Onesemi Shares Hit Record on Electric Car Chips as Doubles Down

Chipmaker Onsemi delivered better-than-expected sales and profit forecasts on Monday, sending its shares to record highs after shifting their focus to their highest-profit products.

The results come as chief executive Hassan Al-Khouri, who took over late last year, reset the company’s strategy to zero in areas including sensors for power electronics and driver-assistance technologies for electric vehicles. Is.

Onsemi makes some of its chips from silicon carbide, a new and attractive material that is key to helping electric vehicles achieve better range. The company said on Monday it has closed its $415 million deal to buy GT Advanced Technologies (GTAT), a supplier of raw materials for the chips.

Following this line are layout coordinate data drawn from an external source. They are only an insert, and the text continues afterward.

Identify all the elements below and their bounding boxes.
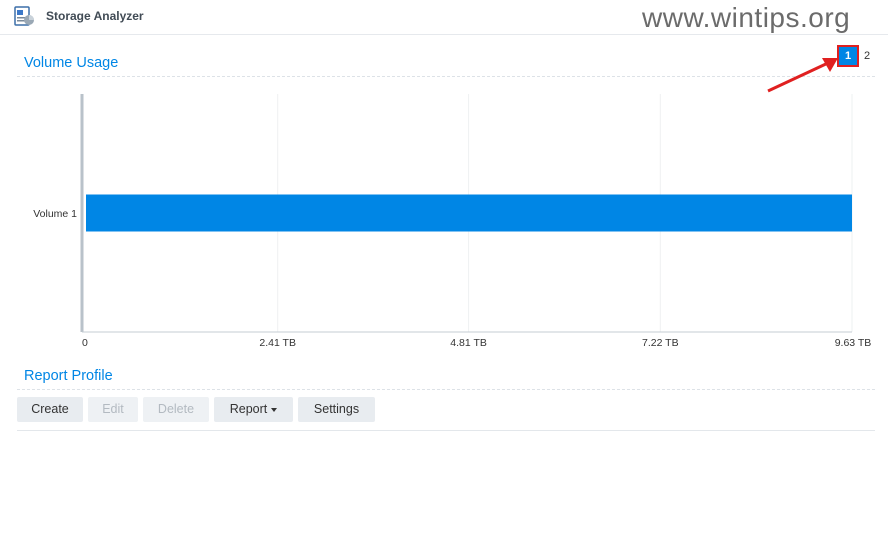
create-button[interactable]: Create	[17, 397, 83, 422]
caret-down-icon	[271, 407, 278, 412]
app-title: Storage Analyzer	[46, 9, 144, 23]
page-2-button[interactable]: 2	[861, 46, 873, 66]
edit-button[interactable]: Edit	[88, 397, 138, 422]
report-profile-title: Report Profile	[24, 368, 113, 384]
x-tick-label: 2.41 TB	[259, 337, 296, 349]
volume-usage-divider	[17, 76, 875, 77]
settings-button[interactable]: Settings	[298, 397, 375, 422]
bar-volume-1	[86, 194, 852, 232]
x-tick-label: 4.81 TB	[450, 337, 487, 349]
volume-usage-chart: 0 2.41 TB 4.81 TB 7.22 TB 9.63 TB Volume 1	[33, 94, 872, 349]
report-button-label: Report	[229, 402, 268, 416]
storage-analyzer-icon	[14, 6, 34, 26]
watermark: www.wintips.org	[642, 2, 851, 33]
volume-usage-title: Volume Usage	[24, 55, 119, 71]
report-profile-divider	[17, 389, 875, 390]
toolbar-divider	[17, 430, 875, 431]
x-tick-label: 0	[82, 337, 88, 349]
category-label: Volume 1	[33, 208, 77, 220]
x-tick-label: 7.22 TB	[642, 337, 679, 349]
report-dropdown-button[interactable]: Report	[214, 397, 293, 422]
delete-button[interactable]: Delete	[143, 397, 209, 422]
x-tick-label: 9.63 TB	[835, 337, 872, 349]
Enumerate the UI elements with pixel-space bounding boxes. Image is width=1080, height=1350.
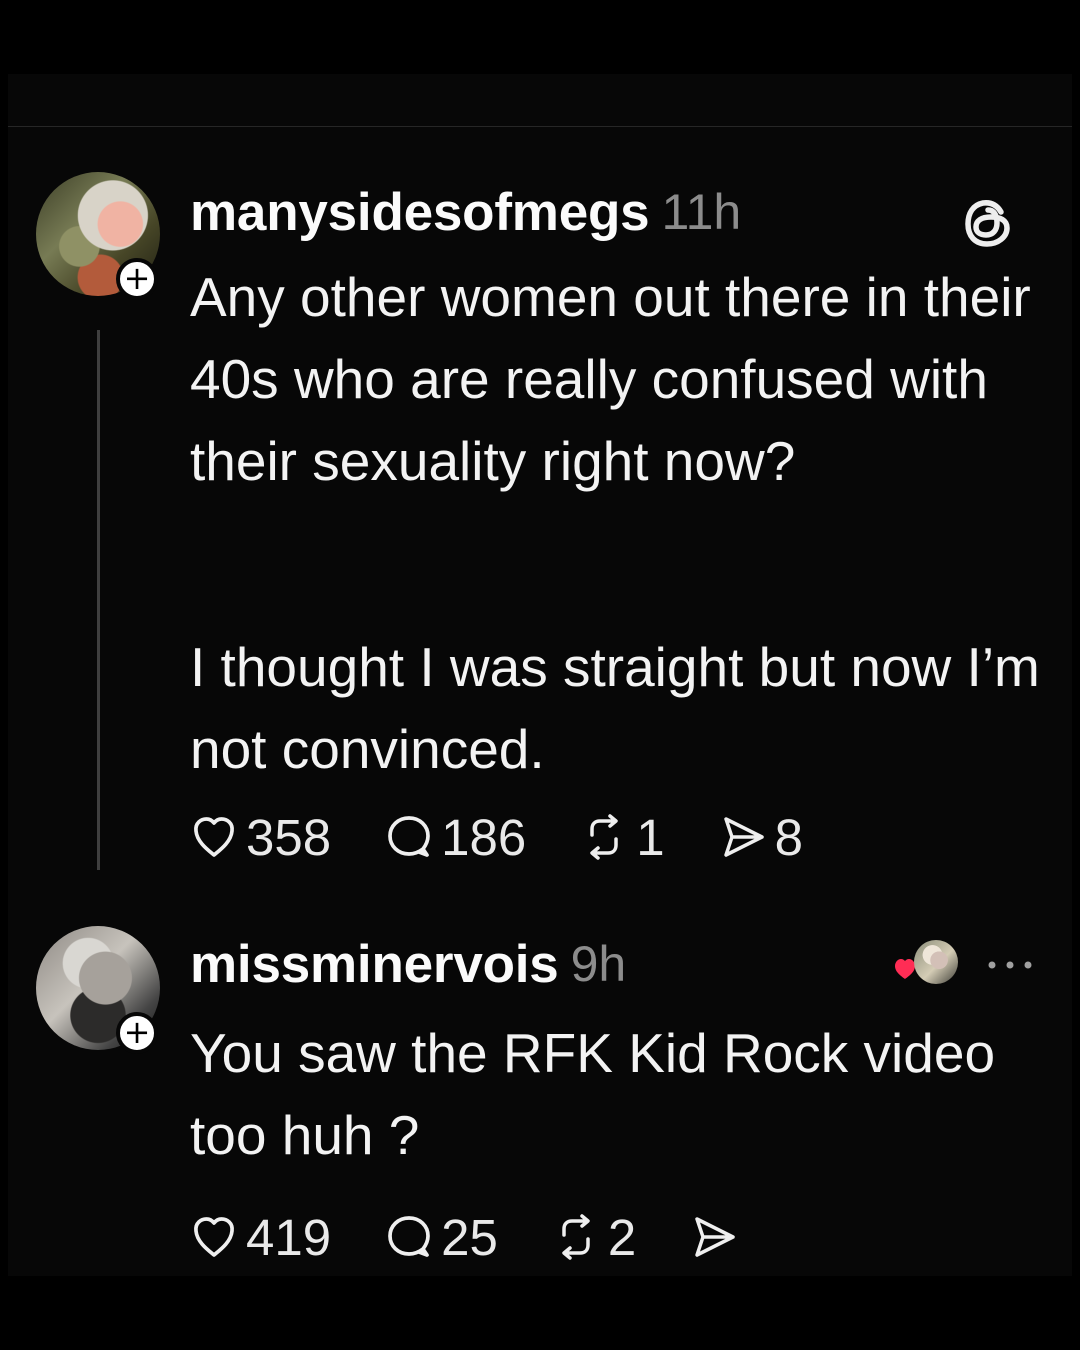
reply-count: 186	[441, 808, 527, 866]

The move will help reduce Onsemi’s need for raw materials from Wolfspeed, which supplies silicon carbide to many chip makers but also sells its own chips directly to automakers.

“I don’t want to be in that tug of war,” El-Khouri told Reuters in an interview. “By the end of ’22, the majority of our silicon carbide revenue will be on GATAT.”

Onesemi, which makes about 70% of its own chips, is working to bring factories online with more capacity. But Al-Khouri believes that the company will not be able to meet the demand of automakers until at least 2023.

“We’re not going to 100% of what customers want in ’22. We’re still going to have a supply disruption,” he said.

With the company’s fourth-quarter revenue and adjusted profits at midpoints of $1.79 billion and 95 cents per share, according to IBES data from Refinitiv, Onesemi’s Shares closed up 14.3% at $54.99.

For the third quarter ended October 1, Onesemi reported sales of $1.74 billion and adjusted profit of 84 cents per share, up from estimates of $1.71 billion and 74 cents per share, according to Refinitiv data.